The Bureau of Market Research (BMR) at UNISA’s February forecasts show that South Africa’s economy is expected to grow at a modest pace in 2026.
This followed growth of 1.4% in 2025 after a 0.4% gain in 2024.
Most economists, including the National Treasury, use this measure when making their forecasts.
Leading economists
The BMR/Unisa Economist of the Year Competition brings together leading economists to provide independent forecasts. A total of 43 economists participated in the February 2026 competition.
The BMR cautioned that these forecasts were compiled prior to the escalation of the current Middle East conflict.
Consequently, geopolitical developments could affect specific variables.

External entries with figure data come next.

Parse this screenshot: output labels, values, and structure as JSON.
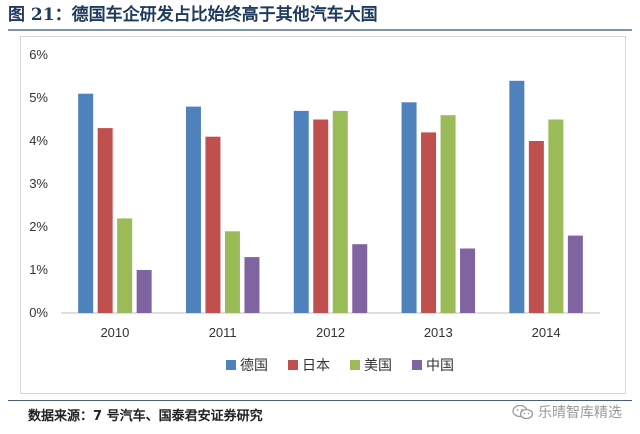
{
  "figure": {
    "title": "图 21：德国车企研发占比始终高于其他汽车大国",
    "source": "数据来源：7 号汽车、国泰君安证券研究",
    "watermark": "乐晴智库精选",
    "watermark_icon": "wechat-icon"
  },
  "chart_data": {
    "type": "bar",
    "title": "",
    "xlabel": "",
    "ylabel": "",
    "categories": [
      "2010",
      "2011",
      "2012",
      "2013",
      "2014"
    ],
    "series": [
      {
        "name": "德国",
        "color": "#4f81bd",
        "values": [
          5.1,
          4.8,
          4.7,
          4.9,
          5.4
        ]
      },
      {
        "name": "日本",
        "color": "#c0504d",
        "values": [
          4.3,
          4.1,
          4.5,
          4.2,
          4.0
        ]
      },
      {
        "name": "美国",
        "color": "#9bbb59",
        "values": [
          2.2,
          1.9,
          4.7,
          4.6,
          4.5
        ]
      },
      {
        "name": "中国",
        "color": "#8064a2",
        "values": [
          1.0,
          1.3,
          1.6,
          1.5,
          1.8
        ]
      }
    ],
    "ylim": [
      0,
      6
    ],
    "yticks": [
      "0%",
      "1%",
      "2%",
      "3%",
      "4%",
      "5%",
      "6%"
    ],
    "grid": false,
    "legend": "bottom"
  }
}
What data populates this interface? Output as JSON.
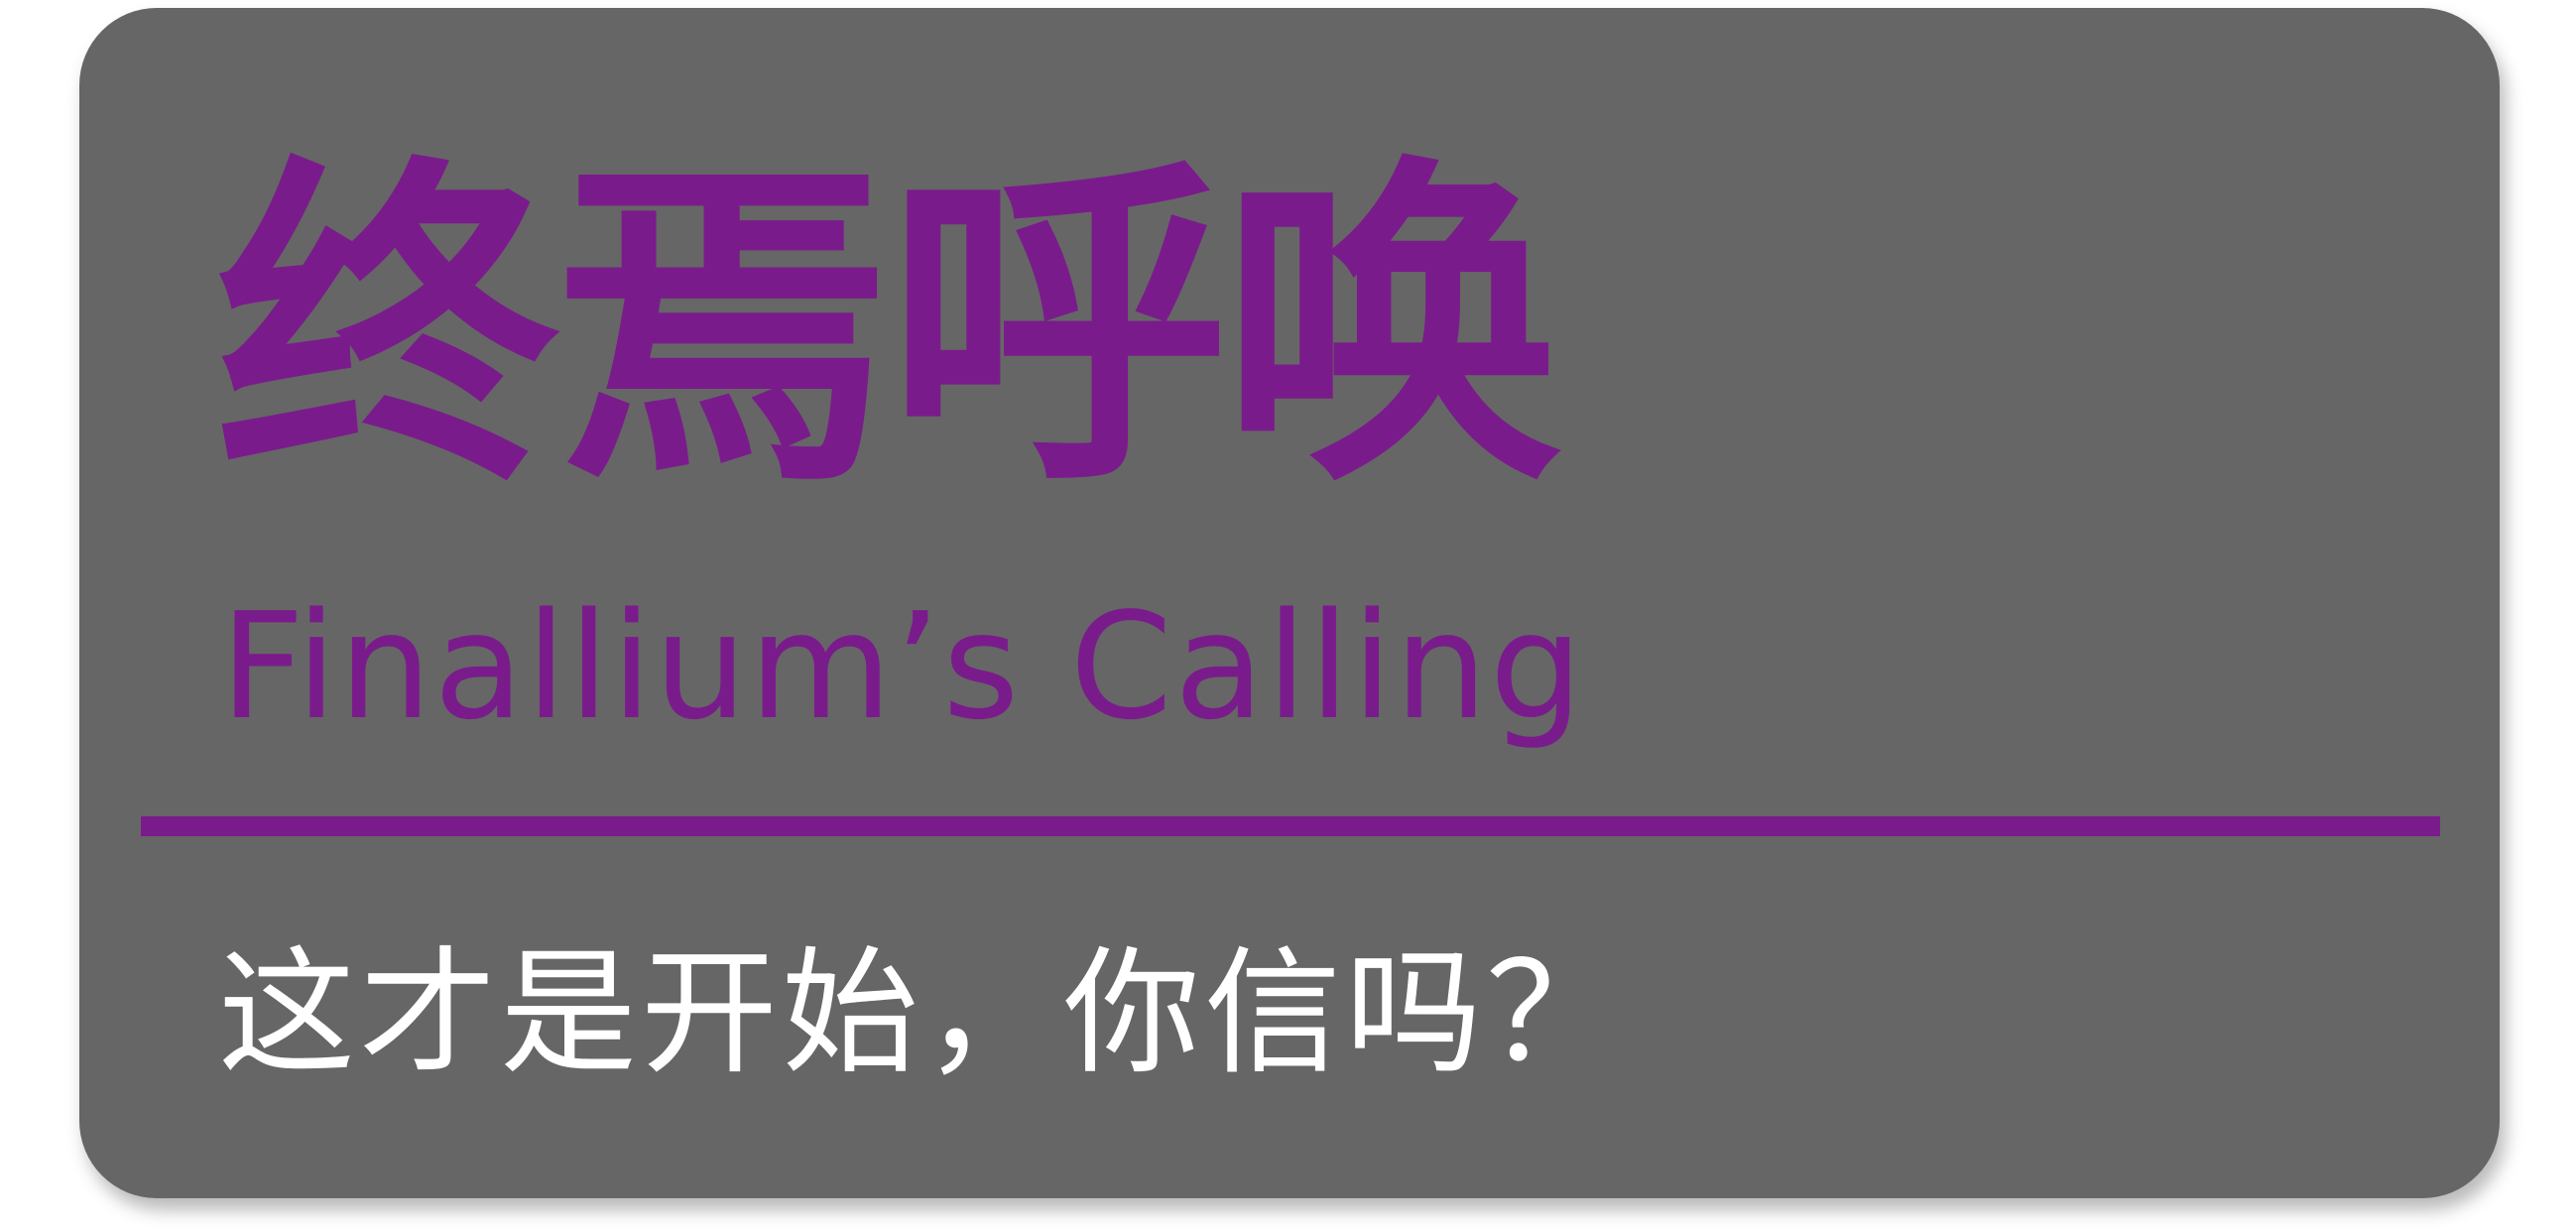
{
  "title_cn": "终焉呼唤",
  "title_en": "Finallium’s Calling",
  "subtitle": "这才是开始，你信吗？",
  "colors": {
    "card_background": "#666666",
    "accent": "#7A1B8C",
    "subtitle_text": "#FFFFFF",
    "page_background": "#FFFFFF"
  }
}
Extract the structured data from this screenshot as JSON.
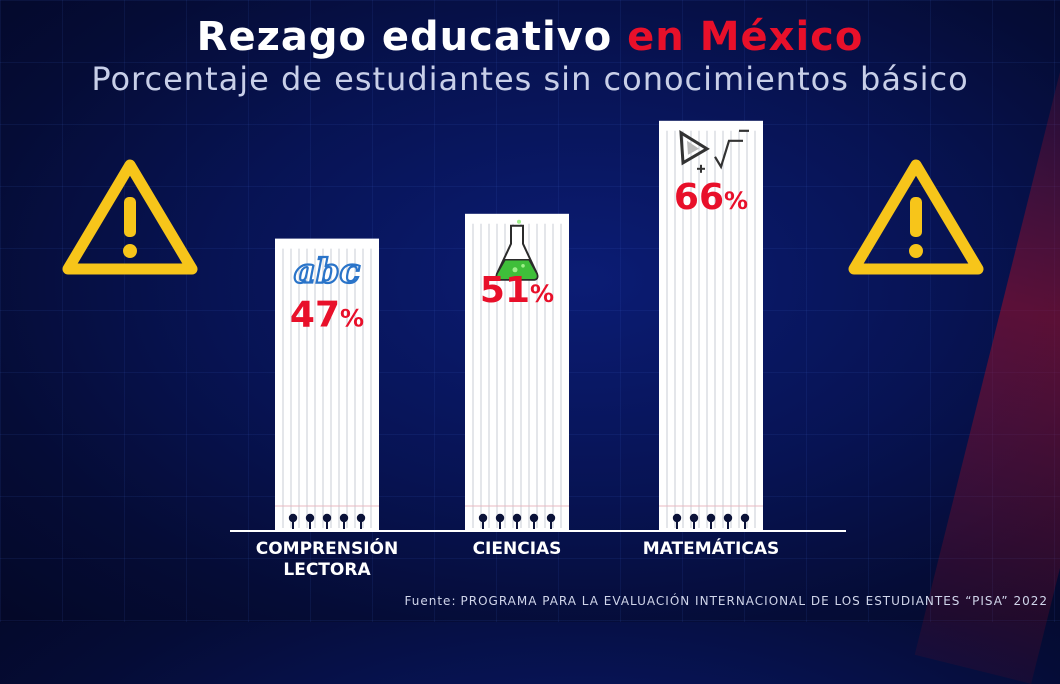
{
  "header": {
    "title_part1": "Rezago educativo",
    "title_part2": "en México",
    "subtitle": "Porcentaje de estudiantes sin conocimientos básico"
  },
  "chart_data": {
    "type": "bar",
    "title": "Rezago educativo en México",
    "subtitle": "Porcentaje de estudiantes sin conocimientos básico",
    "categories": [
      "COMPRENSIÓN LECTORA",
      "CIENCIAS",
      "MATEMÁTICAS"
    ],
    "category_lines": [
      [
        "COMPRENSIÓN",
        "LECTORA"
      ],
      [
        "CIENCIAS"
      ],
      [
        "MATEMÁTICAS"
      ]
    ],
    "values": [
      47,
      51,
      66
    ],
    "value_labels": [
      "47",
      "51",
      "66"
    ],
    "unit": "%",
    "icons": [
      "abc-icon",
      "flask-icon",
      "math-tools-icon"
    ],
    "icon_texts": [
      "abc",
      "",
      ""
    ],
    "ylim": [
      0,
      100
    ],
    "grid": false,
    "legend": "none"
  },
  "source": {
    "label": "Fuente:",
    "text": "PROGRAMA PARA LA EVALUACIÓN INTERNACIONAL DE LOS ESTUDIANTES “PISA” 2022"
  },
  "colors": {
    "accent": "#e8102a",
    "warning": "#f7c51a",
    "bar": "#ffffff",
    "value_text": "#e8102a",
    "abc_text": "#2a74c9"
  }
}
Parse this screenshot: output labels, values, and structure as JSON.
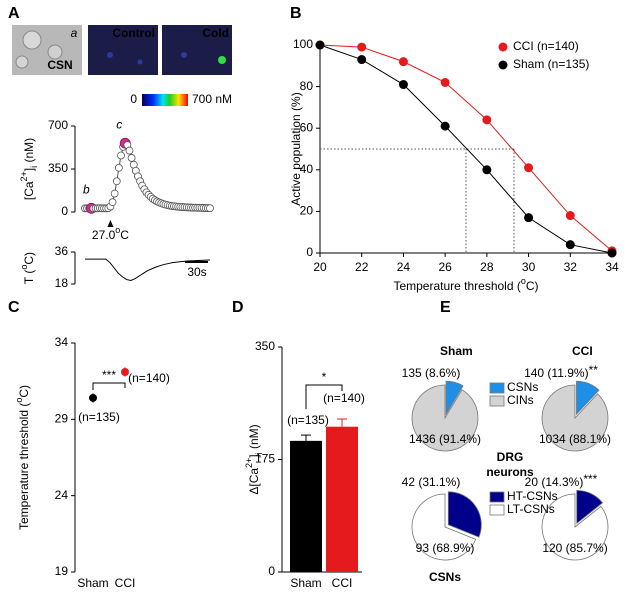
{
  "chart_data": [
    {
      "type": "line",
      "panel": "A",
      "image_labels": [
        "a",
        "CSN",
        "Control",
        "Cold"
      ],
      "colorbar": [
        "0",
        "700 nM"
      ],
      "y_label": [
        "[Ca",
        "2+",
        "]",
        "i",
        " (nM)"
      ],
      "ylim": [
        0,
        700
      ],
      "yticks": [
        0,
        350,
        700
      ],
      "markers": true,
      "color": "#555555",
      "values": [
        30,
        30,
        31,
        30,
        29,
        30,
        30,
        31,
        30,
        30,
        30,
        31,
        45,
        80,
        150,
        250,
        360,
        460,
        530,
        560,
        545,
        500,
        440,
        385,
        335,
        290,
        250,
        215,
        185,
        160,
        140,
        123,
        108,
        96,
        86,
        78,
        71,
        65,
        60,
        56,
        52,
        49,
        47,
        45,
        43,
        41,
        40,
        39,
        38,
        37,
        36,
        35,
        35,
        34,
        34,
        33,
        33,
        32,
        32,
        31
      ],
      "annotations": [
        "b",
        "c"
      ],
      "stimulus_label": [
        "27.0",
        "o",
        "C"
      ]
    },
    {
      "type": "line",
      "y_label": [
        "T (",
        "o",
        "C)"
      ],
      "ylim": [
        18,
        36
      ],
      "yticks": [
        18,
        36
      ],
      "markers": false,
      "color": "#000000",
      "values": [
        32,
        32,
        32,
        32,
        32,
        32,
        30,
        27,
        24,
        22,
        20.5,
        20,
        21,
        22.5,
        24,
        25.5,
        26.5,
        27.5,
        28.3,
        29,
        29.5,
        30,
        30.3,
        30.6,
        30.8,
        31,
        31.1,
        31.2,
        31.3,
        31.4,
        31.5
      ],
      "scale_bar": "30s"
    },
    {
      "type": "line",
      "panel": "B",
      "y_label": "Active population (%)",
      "x_label": [
        "Temperature threshold (",
        "o",
        "C)"
      ],
      "xlim": [
        20,
        34
      ],
      "xticks": [
        20,
        22,
        24,
        26,
        28,
        30,
        32,
        34
      ],
      "ylim": [
        0,
        100
      ],
      "yticks": [
        0,
        20,
        40,
        60,
        80,
        100
      ],
      "series": [
        {
          "name": "CCI (n=140)",
          "color": "#e41a1c",
          "x": [
            20,
            22,
            24,
            26,
            28,
            30,
            32,
            34
          ],
          "values": [
            100,
            99,
            92,
            82,
            64,
            41,
            18,
            1
          ]
        },
        {
          "name": "Sham (n=135)",
          "color": "#000000",
          "x": [
            20,
            22,
            24,
            26,
            28,
            30,
            32,
            34
          ],
          "values": [
            100,
            93,
            81,
            61,
            40,
            17,
            4,
            0
          ]
        }
      ],
      "threshold_lines": {
        "y": 50,
        "x": [
          27.0,
          29.3
        ]
      }
    },
    {
      "type": "scatter",
      "panel": "C",
      "y_label": [
        "Temperature threshold (",
        "o",
        "C)"
      ],
      "categories": [
        "Sham",
        "CCI"
      ],
      "values": [
        30.4,
        32.1
      ],
      "errors": [
        0.3,
        0.3
      ],
      "colors": [
        "#000000",
        "#e41a1c"
      ],
      "ylim": [
        19,
        34
      ],
      "yticks": [
        19,
        24,
        29,
        34
      ],
      "n_labels": [
        "(n=135)",
        "(n=140)"
      ],
      "significance": "***"
    },
    {
      "type": "bar",
      "panel": "D",
      "y_label": [
        "Δ[Ca",
        "2+",
        "]",
        "i",
        " (nM)"
      ],
      "categories": [
        "Sham",
        "CCI"
      ],
      "values": [
        204,
        226
      ],
      "errors": [
        9,
        12
      ],
      "colors": [
        "#000000",
        "#e41a1c"
      ],
      "ylim": [
        0,
        350
      ],
      "yticks": [
        0,
        175,
        350
      ],
      "n_labels": [
        "(n=135)",
        "(n=140)"
      ],
      "significance": "*"
    },
    {
      "type": "pie",
      "panel": "E",
      "titles": [
        "Sham",
        "CCI"
      ],
      "legend": [
        "CSNs",
        "CINs"
      ],
      "colors": [
        "#1e8fe6",
        "#d3d3d3"
      ],
      "pies": [
        {
          "values": [
            135,
            1436
          ],
          "value_labels": [
            "135 (8.6%)",
            "1436 (91.4%)"
          ]
        },
        {
          "values": [
            140,
            1034
          ],
          "value_labels": [
            "140 (11.9%)",
            "1034 (88.1%)"
          ],
          "significance": "**"
        }
      ],
      "label": [
        "DRG",
        "neurons"
      ]
    },
    {
      "type": "pie",
      "legend": [
        "HT-CSNs",
        "LT-CSNs"
      ],
      "colors": [
        "#00008b",
        "#ffffff"
      ],
      "pies": [
        {
          "values": [
            42,
            93
          ],
          "value_labels": [
            "42 (31.1%)",
            "93 (68.9%)"
          ]
        },
        {
          "values": [
            20,
            120
          ],
          "value_labels": [
            "20 (14.3%)",
            "120 (85.7%)"
          ],
          "significance": "***"
        }
      ],
      "label": "CSNs"
    }
  ]
}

The 2026 projections reflect the most probable economic trajectory based on available information.
Emphatically, that is prior to the start of the Iranian war on 28 February.
2022 economic growth experience
To put this into context, Russia invaded Ukraine the day after the 2022 Budget was tabled in February 2022.
Accordingly, most economists expected the consequent surge in energy prices to boost inflation and lower economic growth.
Inflation did increase to an average of 6.9% from the forecast 4.8%. Conversely, economic growth exceeded the Treasury forecast of 2.1% by coming in at 2.5%.
Explicitly, this unexpected economic growth in 2022 was largely due a 5.9% surge in fixed investment.
Furthermore, this came after six consecutive years of annual declines.
South Africa experienced two consecutive years of declining fixed investment in 2024 and 2025. The Treasury forecast a 2.4% rise this year.

High precious metal prices should provide a buffer to the domestic economy. Economists believe elevated prices could strengthen mining output.
This will boost tax receipts and create fiscal space for increased infrastructure expenditure.
Differing views on expected growth
Economists differ as to the strength of the household consumption and the fixed investment outlook.
Some economists expect household finances to strengthen more visibly as inflation moderates and interest rates decline.
This will support real household consumption expenditure growth above 2%. Others remain cautious, citing high unemployment, tight credit conditions and ongoing political and policy uncertainty.
Views on fixed investment also differ. More optimistic forecasts assume gradual progress in structural reforms in transport, water and energy.
This will encourage improved private-sector participation and result in enhanced confidence.
More cautious perspectives highlight risks associated with policy direction, governance concerns, biosecurity challenges in agriculture. Some economists highlight uncertainty linked to domestic political developments, including the local government elections.